16 Le 2 novembre 2007, le fonctionnaire a écopé d’une suspension de 30 jours (pièce E-1, onglet 21). Cette mesure disciplinaire a été prise à son endroit après qu’il eut affiché, sur le site Web de la section locale 24 de la CEUDA, le 11 septembre 2007, un courriel qui comprenait les deux paragraphes suivants (pièce E-1, onglet 13) :

[Traduction]

[…]

En attendant, je presse l’agent négociateur et le bureau national de la CEUDA de fournir leur appui à un débrayage maintenant […].

Si la direction se présente à la rencontre et ne propose rien de plus que ce qu’elle a proposé en février dernier, préparez-vous à soutenir de futures activités syndicales.

17 En imposant la suspension de 30 jours, l’administrateur général a conclu que, par sa déclaration, le fonctionnaire conseillait ou suscitait un arrêt de travail illégal.
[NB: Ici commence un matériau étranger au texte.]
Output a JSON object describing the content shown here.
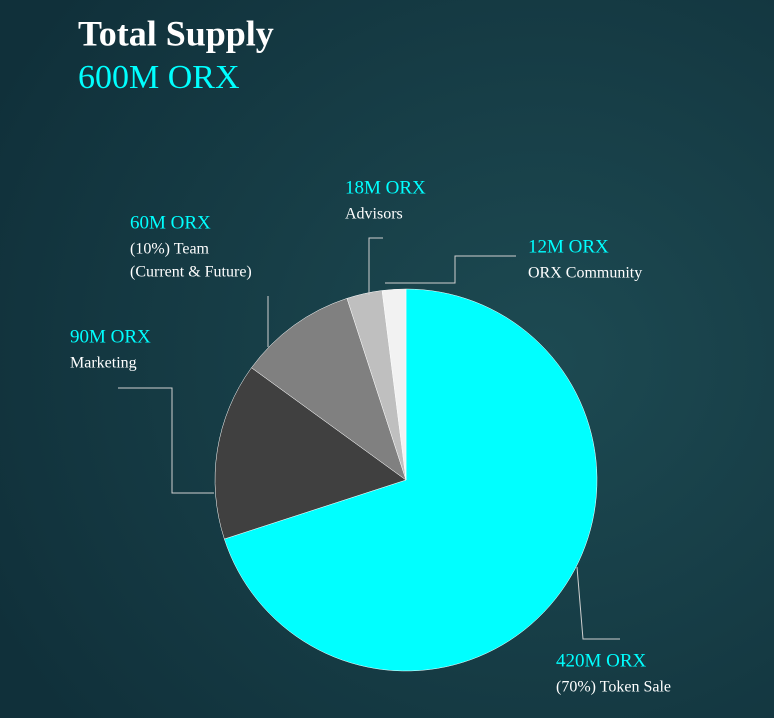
{
  "chart_data": {
    "type": "pie",
    "title": "Total Supply",
    "subtitle": "600M ORX",
    "categories": [
      [
        "(70%) Token Sale"
      ],
      [
        "Marketing"
      ],
      [
        "(10%) Team",
        "(Current & Future)"
      ],
      [
        "Advisors"
      ],
      [
        "ORX Community"
      ]
    ],
    "values": [
      420,
      90,
      60,
      18,
      12
    ],
    "value_labels": [
      "420M ORX",
      "90M ORX",
      "60M ORX",
      "18M ORX",
      "12M ORX"
    ],
    "colors": [
      "#00ffff",
      "#404040",
      "#808080",
      "#bfbfbf",
      "#f2f2f2"
    ]
  }
}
L’administrateur général a considéré cette déclaration comme [traduction] « […] une sérieuse inconduite et une violation de la LRTFP ». La disposition de la Loi sur les relations de travail dans la fonction publique (LRTFP) sur laquelle s’est appuyé l’administrateur général était le paragraphe 194(1), qui se lit en partie comme suit :

194.(1) Il est interdit à toute organisation syndicale de déclarer ou d’autoriser une grève à l’égard d’une unité de négociation donnée, et à tout dirigeant ou représentant de l’organisation de conseiller ou susciter la déclaration ou l’autorisation d’une telle grève, ou encore la participation de fonctionnaires à une telle grève :

[…]

b) si une convention collective est en vigueur pour l’unité de négociation;

[…]

18 L’administrateur général a déclaré, dans la lettre de discipline, qu’il avait tenu compte du dossier disciplinaire antérieur du fonctionnaire, lequel [traduction] « […] dénote une propension manifeste à l’inconduite qui est caractérisée par un mépris pour les intérêts de l’ASFC et un manque de respect à l’égard de son autorité ». Le fonctionnaire a été averti que toute autre inconduite de sa part pourrait lui valoir de plus lourdes sanctions disciplinaires, pouvant aller jusqu’au licenciement.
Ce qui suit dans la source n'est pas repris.